Tuesday, August 16, 2016

OMG: Thoughtfulness on Significant Digits

The Summer Olympics are running right now.

And in swimming there are a lot of ties.

How is it possible that there are ties when we can measure time accurately to 3 to 6 digits?

Here’s why: because in 0.001 seconds a swimmer travels about 2 millimeters, but the construction tolerance for differences in pool lane lengths is plus or minus 30 millimeters (due to expansion and contraction from heat and cold).

FINA (which governs international swimming) recognized 40 years ago that improvements in timekeeping simply is not differentiating swimmers better. Here’s the link, although it’s not required.


Why can’t we do this in macroeconomics?

It’s not official, but the popular site usdebtclock.org certainly tries to give people the impression it’s counting off each dollar of national debt. JustFacts.org asserts that on August 4, 2016, our national debt was $19,379,566,441,022. They get this from TreasuryDirect, which sounds like a government site but isn’t.

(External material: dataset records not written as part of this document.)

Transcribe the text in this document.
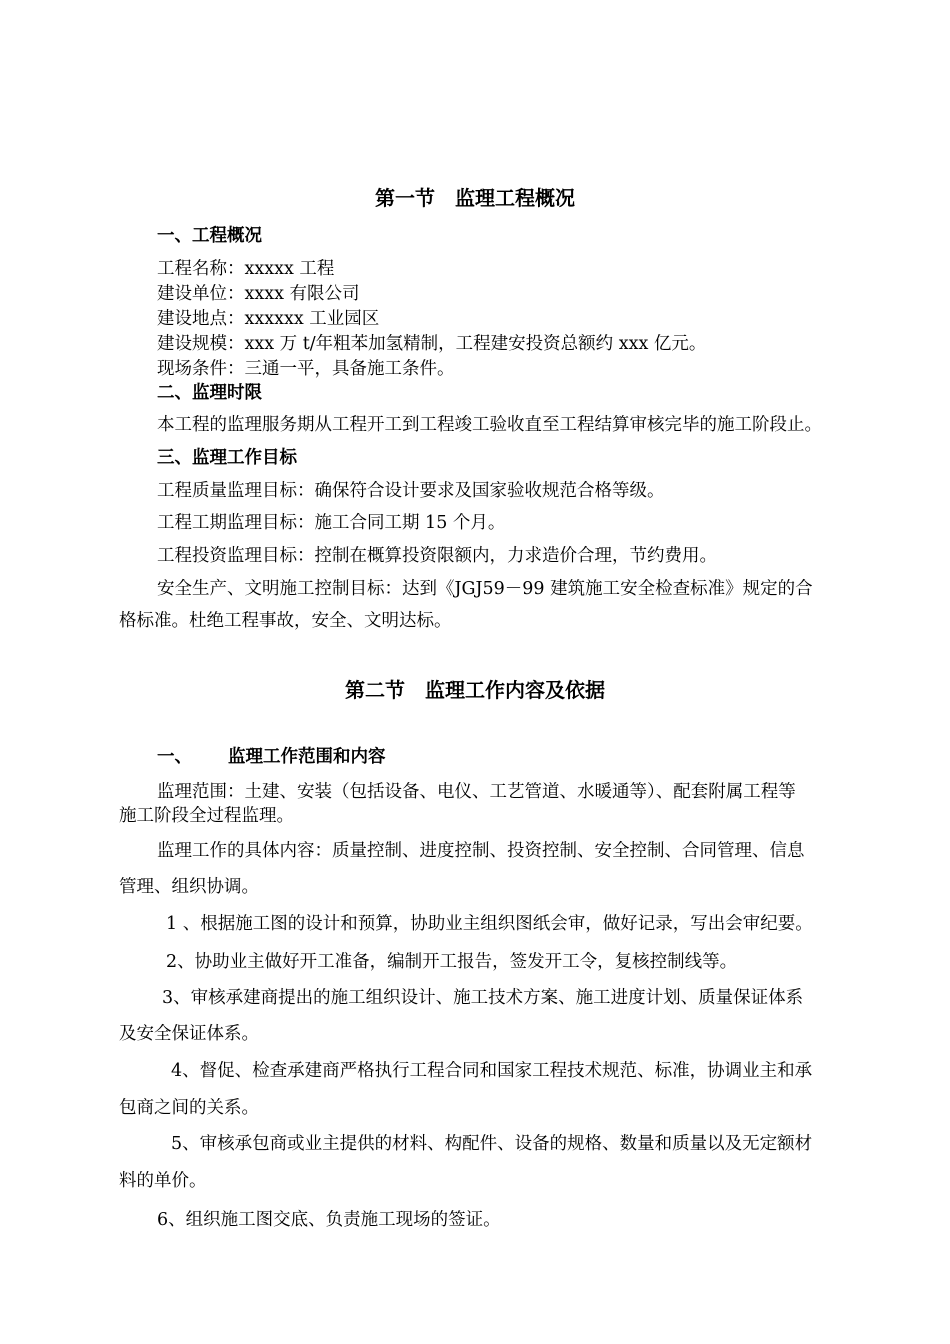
第一节　监理工程概况
一、工程概况
工程名称：xxxxx 工程
建设单位：xxxx 有限公司
建设地点：xxxxxx 工业园区
建设规模：xxx 万 t/年粗苯加氢精制，工程建安投资总额约 xxx 亿元。
现场条件：三通一平，具备施工条件。
二、监理时限
本工程的监理服务期从工程开工到工程竣工验收直至工程结算审核完毕的施工阶段止。
三、监理工作目标
工程质量监理目标：确保符合设计要求及国家验收规范合格等级。
工程工期监理目标：施工合同工期 15 个月。
工程投资监理目标：控制在概算投资限额内，力求造价合理，节约费用。
安全生产、文明施工控制目标：达到《JGJ59－99 建筑施工安全检查标准》规定的合
格标准。杜绝工程事故，安全、文明达标。
第二节　监理工作内容及依据
一、 监理工作范围和内容
监理范围：土建、安装（包括设备、电仪、工艺管道、水暖通等）、配套附属工程等
施工阶段全过程监理。
监理工作的具体内容：质量控制、进度控制、投资控制、安全控制、合同管理、信息
管理、组织协调。
1 、根据施工图的设计和预算，协助业主组织图纸会审，做好记录，写出会审纪要。
2、协助业主做好开工准备，编制开工报告，签发开工令，复核控制线等。
3、审核承建商提出的施工组织设计、施工技术方案、施工进度计划、质量保证体系
及安全保证体系。
4、督促、检查承建商严格执行工程合同和国家工程技术规范、标准，协调业主和承
包商之间的关系。
5、审核承包商或业主提供的材料、构配件、设备的规格、数量和质量以及无定额材
料的单价。
6、组织施工图交底、负责施工现场的签证。
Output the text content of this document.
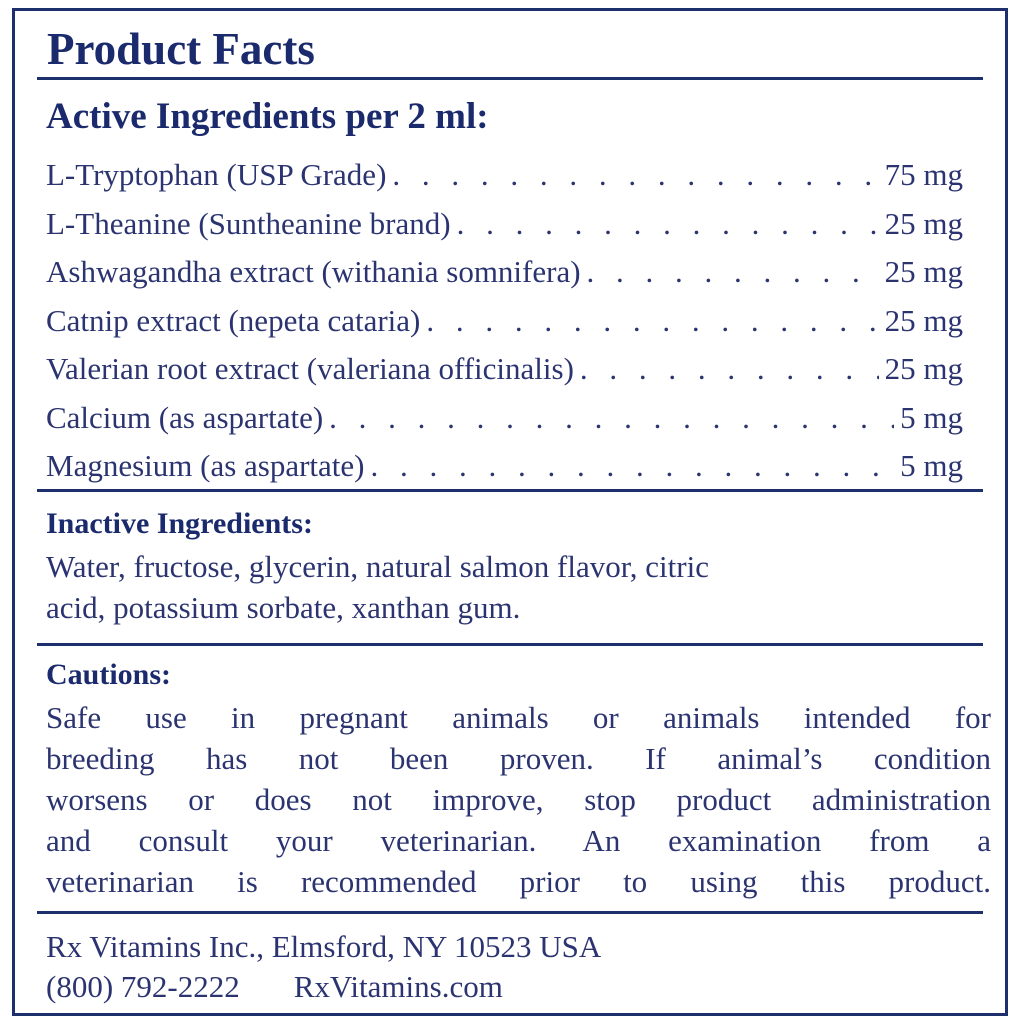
Product Facts
Active Ingredients per 2 ml:
L-Tryptophan (USP Grade) . . .	75 mg
L-Theanine (Suntheanine brand) . . .	25 mg
Ashwagandha extract (withania somnifera) . . .	25 mg
Catnip extract (nepeta cataria) . . .	25 mg
Valerian root extract (valeriana officinalis) . . .	25 mg
Calcium (as aspartate) . . .	5 mg
Magnesium (as aspartate) . . .	5 mg
Inactive Ingredients:
Water, fructose, glycerin, natural salmon flavor, citric
acid, potassium sorbate, xanthan gum.
Cautions:
Safe use in pregnant animals or animals intended for
breeding has not been proven. If animal’s condition
worsens or does not improve, stop product administration
and consult your veterinarian. An examination from a
veterinarian is recommended prior to using this product.
Rx Vitamins Inc., Elmsford, NY 10523 USA
(800) 792-2222 RxVitamins.com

These numbers are not credible. I would be OK with a figure of $19T, but even that is dicey. We simply do not have the ability to measure things that accurately.

How about GDP? The BEA asserts it was $18,437,600,000,000 in 2016 II. That 600 is 600 million. So they are claiming they have this down — in a country of about 300 million people — to an average of within 2 dollars for each of us? Heck, I don’t know my income in a quarter within 2 dollars. Ever. And I am mostly paid in regular paychecks.

How about economic growth? The most recent figure is 1.2% for that same quarter. Could you feel it if it was 1.3%? Or 1.1%? I have asserted for years in principles that we have trouble feeling GDP growth rate differences of sharper than 1% (and unemployment rate differences of sharper than 0.5%, which is actually consistent with Okun’s Rule).

Why can’t we get bureaucrats be as forthcoming as swimming officials?